International Conference on Recent Trends in Information Technology and Computer Science |
Foundation of Computer Science USA |
ICRTITCS - Number 2 |
March 2012 |
Authors: G. M. Tere, B. T. Jadhav |
78feb42b-6816-4ee5-985e-33786d972ad5 |
G. M. Tere, B. T. Jadhav . Algorithm for XML Compression using DTD and Stack. International Conference on Recent Trends in Information Technology and Computer Science. ICRTITCS, 2 (March 2012), 12-17.

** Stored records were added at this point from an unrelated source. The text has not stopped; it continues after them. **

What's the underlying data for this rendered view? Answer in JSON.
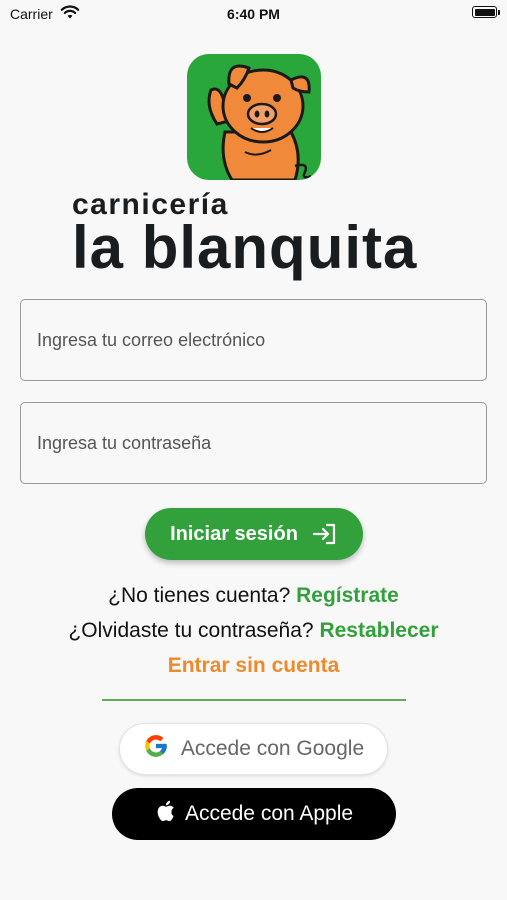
{
  "status_bar": {
    "carrier": "Carrier",
    "time": "6:40 PM"
  },
  "brand": {
    "line1": "carnicería",
    "line2": "la blanquita",
    "logo_icon": "pig-mascot-icon",
    "colors": {
      "tile": "#2aa73a",
      "pig": "#f08a3a",
      "text": "#1a1d20"
    }
  },
  "form": {
    "email_placeholder": "Ingresa tu correo electrónico",
    "password_placeholder": "Ingresa tu contraseña",
    "login_label": "Iniciar sesión",
    "login_icon": "login-arrow-icon"
  },
  "links": {
    "no_account_text": "¿No tienes cuenta?",
    "register_label": "Regístrate",
    "forgot_text": "¿Olvidaste tu contraseña?",
    "reset_label": "Restablecer",
    "guest_label": "Entrar sin cuenta"
  },
  "social": {
    "google_label": "Accede con Google",
    "google_icon": "google-icon",
    "apple_label": "Accede con Apple",
    "apple_icon": "apple-icon"
  },
  "colors": {
    "primary_green": "#32a13c",
    "accent_orange": "#ee8a2a",
    "background": "#f8f8f8"
  }
}
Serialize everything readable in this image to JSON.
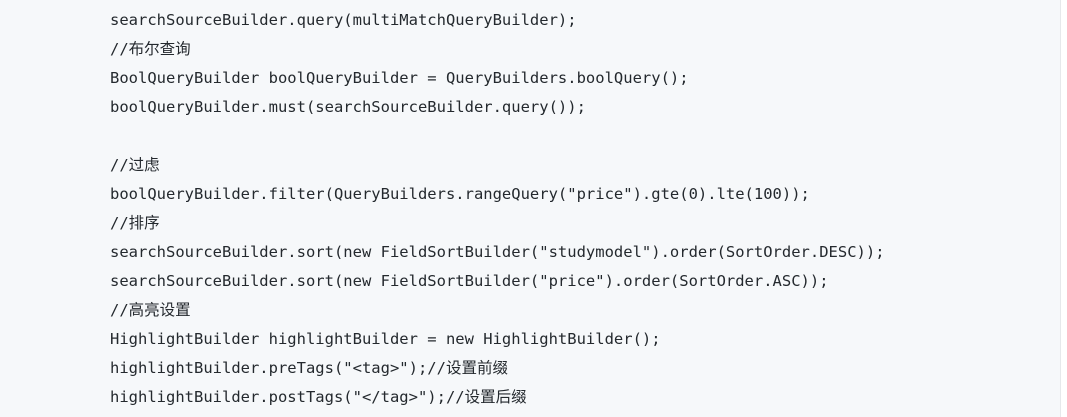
{
  "code_block": {
    "lines": [
      "searchSourceBuilder.query(multiMatchQueryBuilder);",
      "//布尔查询",
      "BoolQueryBuilder boolQueryBuilder = QueryBuilders.boolQuery();",
      "boolQueryBuilder.must(searchSourceBuilder.query());",
      "",
      "//过虑",
      "boolQueryBuilder.filter(QueryBuilders.rangeQuery(\"price\").gte(0).lte(100));",
      "//排序",
      "searchSourceBuilder.sort(new FieldSortBuilder(\"studymodel\").order(SortOrder.DESC));",
      "searchSourceBuilder.sort(new FieldSortBuilder(\"price\").order(SortOrder.ASC));",
      "//高亮设置",
      "HighlightBuilder highlightBuilder = new HighlightBuilder();",
      "highlightBuilder.preTags(\"<tag>\");//设置前缀",
      "highlightBuilder.postTags(\"</tag>\");//设置后缀"
    ]
  }
}
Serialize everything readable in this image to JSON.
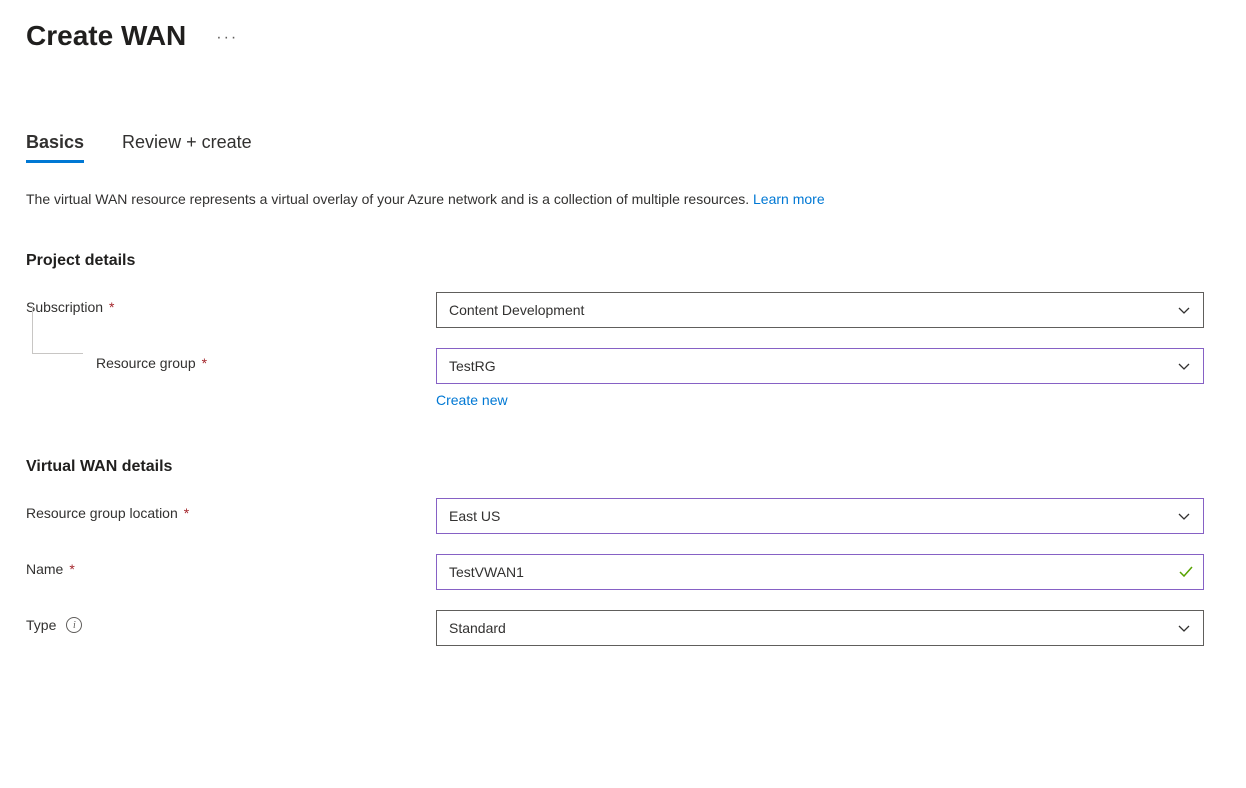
{
  "header": {
    "title": "Create WAN"
  },
  "tabs": {
    "basics": "Basics",
    "review": "Review + create"
  },
  "description": {
    "text": "The virtual WAN resource represents a virtual overlay of your Azure network and is a collection of multiple resources. ",
    "learn_more": "Learn more"
  },
  "sections": {
    "project_details": "Project details",
    "vwan_details": "Virtual WAN details"
  },
  "fields": {
    "subscription": {
      "label": "Subscription",
      "value": "Content Development"
    },
    "resource_group": {
      "label": "Resource group",
      "value": "TestRG",
      "create_new": "Create new"
    },
    "location": {
      "label": "Resource group location",
      "value": "East US"
    },
    "name": {
      "label": "Name",
      "value": "TestVWAN1"
    },
    "type": {
      "label": "Type",
      "value": "Standard"
    }
  }
}
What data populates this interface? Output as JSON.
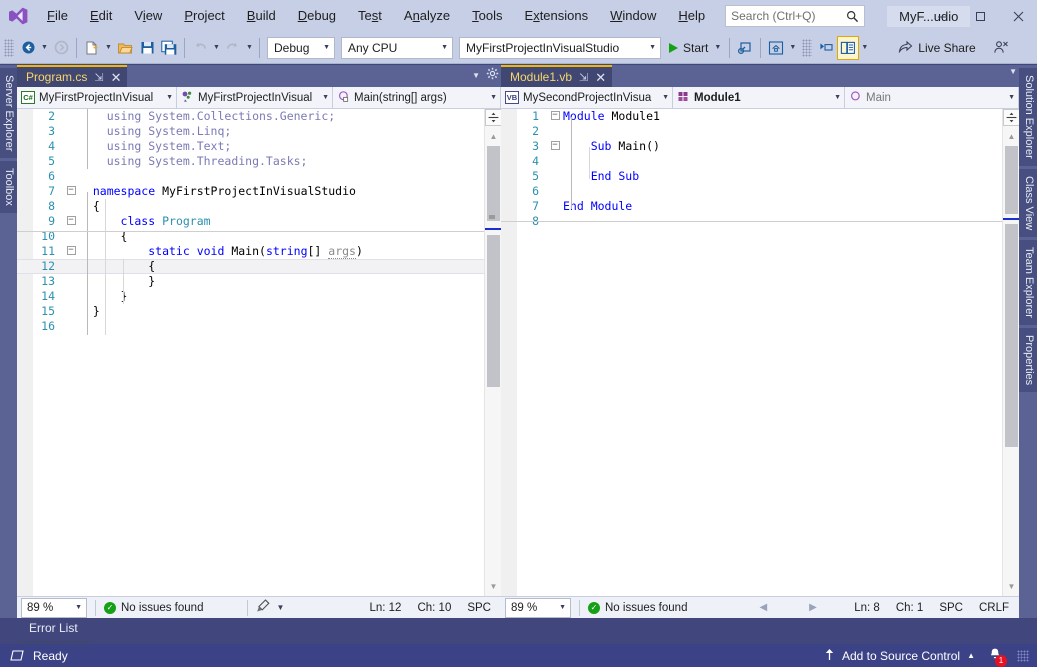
{
  "titlebar": {
    "logo_icon": "visual-studio-logo",
    "menus": [
      "File",
      "Edit",
      "View",
      "Project",
      "Build",
      "Debug",
      "Test",
      "Analyze",
      "Tools",
      "Extensions",
      "Window",
      "Help"
    ],
    "search_placeholder": "Search (Ctrl+Q)",
    "search_icon": "search-icon",
    "window_title": "MyF...udio",
    "minimize_label": "─",
    "maximize_label": "☐",
    "close_label": "✕"
  },
  "toolbar": {
    "back_icon": "navigate-back-icon",
    "forward_icon": "navigate-forward-icon",
    "new_project_icon": "new-project-icon",
    "open_file_icon": "open-file-icon",
    "save_icon": "save-icon",
    "save_all_icon": "save-all-icon",
    "undo_icon": "undo-icon",
    "redo_icon": "redo-icon",
    "configuration": "Debug",
    "platform": "Any CPU",
    "startup_project": "MyFirstProjectInVisualStudio",
    "start_label": "Start",
    "start_icon": "play-icon",
    "attach_icon": "attach-to-process-icon",
    "home_icon": "home-icon",
    "toolwindow_icon": "tool-window-icon",
    "properties_window_icon": "properties-window-icon",
    "live_share_label": "Live Share",
    "live_share_icon": "live-share-icon",
    "feedback_icon": "send-feedback-icon"
  },
  "dock_left": [
    "Server Explorer",
    "Toolbox"
  ],
  "dock_right": [
    "Solution Explorer",
    "Class View",
    "Team Explorer",
    "Properties"
  ],
  "left_pane": {
    "tab": {
      "title": "Program.cs",
      "pin_icon": "pin-icon",
      "close_icon": "close-icon"
    },
    "tabstrip_menu_icon": "chevron-down-icon",
    "tabstrip_gear_icon": "gear-icon",
    "navbar": {
      "project": "MyFirstProjectInVisual",
      "project_badge": "C#",
      "type": "MyFirstProjectInVisual",
      "type_icon": "class-icon",
      "member": "Main(string[] args)",
      "member_icon": "method-icon",
      "caret": "▾"
    },
    "code": [
      {
        "num": "2",
        "fold": "",
        "segs": [
          {
            "c": "u",
            "t": "    using System.Collections.Generic;"
          }
        ]
      },
      {
        "num": "3",
        "fold": "",
        "segs": [
          {
            "c": "u",
            "t": "    using System.Linq;"
          }
        ]
      },
      {
        "num": "4",
        "fold": "",
        "segs": [
          {
            "c": "u",
            "t": "    using System.Text;"
          }
        ]
      },
      {
        "num": "5",
        "fold": "",
        "segs": [
          {
            "c": "u",
            "t": "    using System.Threading.Tasks;"
          }
        ]
      },
      {
        "num": "6",
        "fold": "",
        "segs": [
          {
            "c": "m",
            "t": ""
          }
        ]
      },
      {
        "num": "7",
        "fold": "minus",
        "segs": [
          {
            "c": "k",
            "t": "  namespace "
          },
          {
            "c": "m",
            "t": "MyFirstProjectInVisualStudio"
          }
        ]
      },
      {
        "num": "8",
        "fold": "",
        "segs": [
          {
            "c": "m",
            "t": "  {"
          }
        ]
      },
      {
        "num": "9",
        "fold": "minus",
        "segs": [
          {
            "c": "k",
            "t": "      class "
          },
          {
            "c": "t",
            "t": "Program"
          }
        ]
      },
      {
        "num": "10",
        "fold": "",
        "segs": [
          {
            "c": "m",
            "t": "      {"
          }
        ]
      },
      {
        "num": "11",
        "fold": "minus",
        "segs": [
          {
            "c": "k",
            "t": "          static void "
          },
          {
            "c": "m",
            "t": "Main("
          },
          {
            "c": "k",
            "t": "string"
          },
          {
            "c": "m",
            "t": "[] "
          },
          {
            "c": "arg",
            "t": "args"
          },
          {
            "c": "m",
            "t": ")"
          }
        ]
      },
      {
        "num": "12",
        "fold": "",
        "cur": true,
        "segs": [
          {
            "c": "m",
            "t": "          {"
          }
        ]
      },
      {
        "num": "13",
        "fold": "",
        "segs": [
          {
            "c": "m",
            "t": "          }"
          }
        ]
      },
      {
        "num": "14",
        "fold": "",
        "segs": [
          {
            "c": "m",
            "t": "      }"
          }
        ]
      },
      {
        "num": "15",
        "fold": "",
        "segs": [
          {
            "c": "m",
            "t": "  }"
          }
        ]
      },
      {
        "num": "16",
        "fold": "",
        "segs": [
          {
            "c": "m",
            "t": ""
          }
        ]
      }
    ],
    "status": {
      "zoom": "89 %",
      "issues": "No issues found",
      "issues_icon": "check-circle-icon",
      "brush_icon": "code-cleanup-icon",
      "brush_caret": "▾",
      "line": "Ln: 12",
      "col": "Ch: 10",
      "spaces": "SPC"
    }
  },
  "right_pane": {
    "tab": {
      "title": "Module1.vb",
      "pin_icon": "pin-icon",
      "close_icon": "close-icon"
    },
    "tabstrip_menu_icon": "chevron-down-icon",
    "navbar": {
      "project": "MySecondProjectInVisua",
      "project_badge": "VB",
      "type": "Module1",
      "type_icon": "module-icon",
      "member": "Main",
      "member_icon": "method-icon",
      "caret": "▾"
    },
    "code": [
      {
        "num": "1",
        "fold": "minus",
        "segs": [
          {
            "c": "vbk",
            "t": "Module "
          },
          {
            "c": "m",
            "t": "Module1"
          }
        ]
      },
      {
        "num": "2",
        "fold": "",
        "segs": [
          {
            "c": "m",
            "t": ""
          }
        ]
      },
      {
        "num": "3",
        "fold": "minus",
        "segs": [
          {
            "c": "vbk",
            "t": "    Sub "
          },
          {
            "c": "m",
            "t": "Main()"
          }
        ]
      },
      {
        "num": "4",
        "fold": "",
        "segs": [
          {
            "c": "m",
            "t": ""
          }
        ]
      },
      {
        "num": "5",
        "fold": "",
        "segs": [
          {
            "c": "vbk",
            "t": "    End Sub"
          }
        ]
      },
      {
        "num": "6",
        "fold": "",
        "segs": [
          {
            "c": "m",
            "t": ""
          }
        ]
      },
      {
        "num": "7",
        "fold": "",
        "segs": [
          {
            "c": "vbk",
            "t": "End Module"
          }
        ]
      },
      {
        "num": "8",
        "fold": "",
        "segs": [
          {
            "c": "m",
            "t": ""
          }
        ]
      }
    ],
    "status": {
      "zoom": "89 %",
      "issues": "No issues found",
      "issues_icon": "check-circle-icon",
      "prev_icon": "previous-issue-icon",
      "next_icon": "next-issue-icon",
      "line": "Ln: 8",
      "col": "Ch: 1",
      "spaces": "SPC",
      "lineending": "CRLF"
    }
  },
  "error_list": {
    "tab_label": "Error List"
  },
  "statusbar": {
    "ready": "Ready",
    "ready_icon": "build-status-icon",
    "source_control": "Add to Source Control",
    "source_control_icon": "upload-arrow-icon",
    "source_control_caret": "▴",
    "notifications_icon": "bell-icon",
    "notification_count": "1",
    "resize_grip_icon": "resize-grip-icon"
  },
  "colors": {
    "chrome": "#c6cfe5",
    "shell": "#41477c",
    "tab_accent": "#f2b705",
    "statusbar": "#3b4286",
    "keyword": "#0000ff",
    "type": "#2b91af",
    "using": "#7a7ab5",
    "ok_green": "#16a016",
    "badge_red": "#e81123"
  }
}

Worldwide standard for data definition is XML. For developing SOA based applications XML is extensively used. SOA based applications contains many different applications which are integrated to each other. For solving the problem of interoperability XML documents are used. XML is widely used for a variety of tasks, including configuration files, protocols, and web services. XML has problem with processing. It is verbose nature. Simple messages can be quite large, containing very small information. In XML documents lots of information are duplicated, which take more computing resources and thus performance of web services decreases. Lots of research is going on regarding how to process XML, so that web services’ performance can increase. We present an algorithm for compressing XML documents using Document Type Definition (DTD) specifications. Our algorithm is based on lossless compression technique. The model used for compression and decompression is generated automatically from the DTD, and is used in conjunction with an arithmetic encoder to produce a compressed XML document. Our compression technique is on-line, that is, it can compress the document as it is being read. We have implemented the compressor generator, and we have mentioned the results of our experiments performed with XML documents created from Oracle database. The average compression is better than that of XMLPPM and XMill. The processor, XPrFAST, is able to compress large documents where XMLPPM failed to work as it ran out of memory. The technique we have proposed is simple and effective and we have compared it with XMLPPM and XMill.